Intelligence through machine learning we begin to see more naturally in digital environments. Smart mails that practically write for us as you learn the algorithm, the frequency with which we use words, software that behaves according to our work and even closer, algorithms that show us what we like most in the entire spectrum that covers the internet .
MIT scientists have progress on how AI can help the planet cope with global warming, with some clearer ideas and others not so much, machine learning can directly contribute, for example, in regulating the use of electricity, if It is able to predict among other things the weather conditions in a specific place.
The report has been led by the postdoctoral expert of the University of Pennsylvania, David Rolnick. He has also received advice from several high-profile personalities, such as Google Brain co-founder and leading AI businessman and coach, Andrew Ng; the founder and CEO of DeepMind, Demis Hassabis; the general director of Microsoft Research, Jennifer Chayes; and the recent Turing Prize for his contributions to this field, Yoshua Bengio.
These are the 10 recommendations that best fit the implementation of machine learning. The full report can be viewed on this link.
- Improve predictions on electricity demand
If our dependence on renewable energy is going to be increasing, generation companies will need better ways to predict how much energy is needed, in real time and in the long term. There are already algorithms capable of forecasting energy demand, but they could be improved based on local weather and weather patterns or behavior in homes. Efforts to make the algorithms clearer could also help public service operators interpret their results and use them when programming when to start up renewable sources.
- Discover new materials
Scientists must develop materials that store, capture and use energy more efficiently, but the process of discovering new materials is often slow and without guarantees. Machine learning could speed things up by finding, designing and evaluating new chemical structures with the desired properties. This could, for example, help create solar fuels, which are capable of storing energy from sunlight, or identify more efficient carbon dioxide absorbers or structural materials whose manufacturing requires much less carbon. These new materials could replace steel and cement, whose production accounts for almost 10% of all global greenhouse gas emissions.
- Optimize logistics routes
Shipping products worldwide is a complex and often very inefficient process. It requires the interaction of different shipment sizes, different types of transport and a changing network of origins and destinations. Machine learning could help you find ways to group as many shipments as possible to minimize the total number of trips. Such a system would also be more resistant to transport interruptions.
- Facilitate the adoption of electric vehicles
Electric vehicles are one of the key strategies to decarbonize transport. But its adoption faces several challenges in which machine learning could help. Algorithms can improve battery power management to increase the mileage of each charge and reduce "range anxiety or autonomy," for example. They can also model and predict the behavior of the added load to help network operators meet and manage their load.

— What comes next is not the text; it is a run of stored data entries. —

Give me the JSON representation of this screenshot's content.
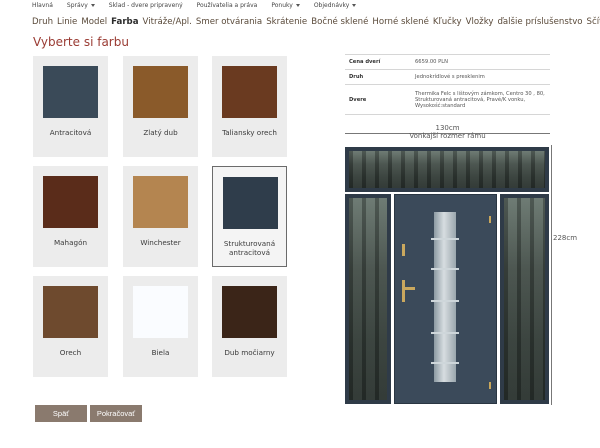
{
  "topnav": [
    {
      "label": "Hlavná",
      "dropdown": false
    },
    {
      "label": "Správy",
      "dropdown": true
    },
    {
      "label": "Sklad - dvere pripravený",
      "dropdown": false
    },
    {
      "label": "Používatelia a práva",
      "dropdown": false
    },
    {
      "label": "Ponuky",
      "dropdown": true
    },
    {
      "label": "Objednávky",
      "dropdown": true
    }
  ],
  "steps": [
    {
      "label": "Druh",
      "active": false
    },
    {
      "label": "Linie",
      "active": false
    },
    {
      "label": "Model",
      "active": false
    },
    {
      "label": "Farba",
      "active": true
    },
    {
      "label": "Vitráže/Apl.",
      "active": false
    },
    {
      "label": "Smer otvárania",
      "active": false
    },
    {
      "label": "Skrátenie",
      "active": false
    },
    {
      "label": "Bočné sklené",
      "active": false
    },
    {
      "label": "Horné sklené",
      "active": false
    },
    {
      "label": "Kľučky",
      "active": false
    },
    {
      "label": "Vložky",
      "active": false
    },
    {
      "label": "ďalšie príslušenstvo",
      "active": false
    },
    {
      "label": "Sčítanie",
      "active": false
    }
  ],
  "heading": "Vyberte si farbu",
  "colors": [
    {
      "label": "Antracitová",
      "swatch": "#3a4a58",
      "selected": false
    },
    {
      "label": "Zlatý dub",
      "swatch": "#8a5a2a",
      "selected": false
    },
    {
      "label": "Taliansky orech",
      "swatch": "#6a3a20",
      "selected": false
    },
    {
      "label": "Mahagón",
      "swatch": "#5a2c1a",
      "selected": false
    },
    {
      "label": "Winchester",
      "swatch": "#b48550",
      "selected": false
    },
    {
      "label": "Strukturovaná antracitová",
      "swatch": "#2f3d4b",
      "selected": true
    },
    {
      "label": "Orech",
      "swatch": "#6e4a2e",
      "selected": false
    },
    {
      "label": "Biela",
      "swatch": "#fafcff",
      "selected": false
    },
    {
      "label": "Dub močiarny",
      "swatch": "#3b2518",
      "selected": false
    }
  ],
  "buttons": {
    "back": "Späť",
    "next": "Pokračovať"
  },
  "summary": [
    {
      "label": "Cena dverí",
      "value": "6659.00 PLN"
    },
    {
      "label": "Druh",
      "value": "Jednokrídlové s presklenim"
    },
    {
      "label": "Dvere",
      "value": "Thermika Felc s lištovým zámkom, Centro 30 , 80, Strukturovaná antracitová, Pravé/K vonku, Wysokość:standard"
    }
  ],
  "dimensions": {
    "width": "130cm",
    "width_caption": "Vonkajší rozmer rámu",
    "height": "228cm"
  },
  "door_color": "#3b4a5a"
}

- Increase the efficiency of buildings
Intelligent control systems can dramatically reduce the energy consumption of a building by analyzing weather forecasts, building occupancy and other environmental conditions. This analysis allows them to adjust the needs of heating, air conditioning, ventilation and lighting in an interior space. An intelligent building could also communicate directly with the network to reduce the amount of energy it uses if there is a shortage of low-carbon electricity supply at any given time.
- Improve estimates of energy consumption
Many regions of the world have little or no information about their energy consumption and their greenhouse gas emissions, which can be a major obstacle when designing and implementing effective mitigation strategies. Thanks to satellite images, artificial vision can extract traces and characteristics of buildings to power machine learning algorithms that can estimate energy consumption at a city level. The same techniques could also identify which buildings should be modernized to maximize their efficiency.
- Optimize supply chains
In the same way that machine learning can optimize shipping routes, it can also minimize inefficiencies and carbon emissions in the supply chains of the food, fashion and consumer goods industries. Better predictions of supply and demand could significantly reduce production and transport waste. On the other hand, specific recommendations on products with low carbon emissions could encourage more environmentally friendly consumption.
- Allow precision agriculture to scale
Much of modern agriculture is dominated by monoculture, which dedicates a lot of land to a single crop. This approach makes it easier for farmers to manage their fields with tractors and other automated basic tools, but also removes nutrients from the soil and reduces their productivity. As a result, many farmers rely heavily on nitrogen-based fertilizers, which can be converted to nitrous oxide, a greenhouse gas 300 times more potent than carbon dioxide. Smart robots could help farmers manage a mix of crops more effectively at scale, while algorithms could help farmers predict which crops they will plant, regenerating the quality of their land and reducing the need for fertilizers.
- Control deforestation
Deforestation contributes to approximately 10% of global greenhouse gas emissions, but its monitoring and prevention are usually a tedious manual process on the ground itself. Satellite images and artificial vision can automatically analyze the loss of the tree cover on a much larger scale, and soil sensors, combined with algorithms to detect chainsaw sounds, can help local authorities to stop illegal activity.
- Raise awareness among consumers so that they acquire better habits
The AI techniques that advertisers have started using to target consumers can also be used to help us behave in a more environmentally friendly way. Consumers could receive personalized notices to promote their enrollment in energy saving programs, for example.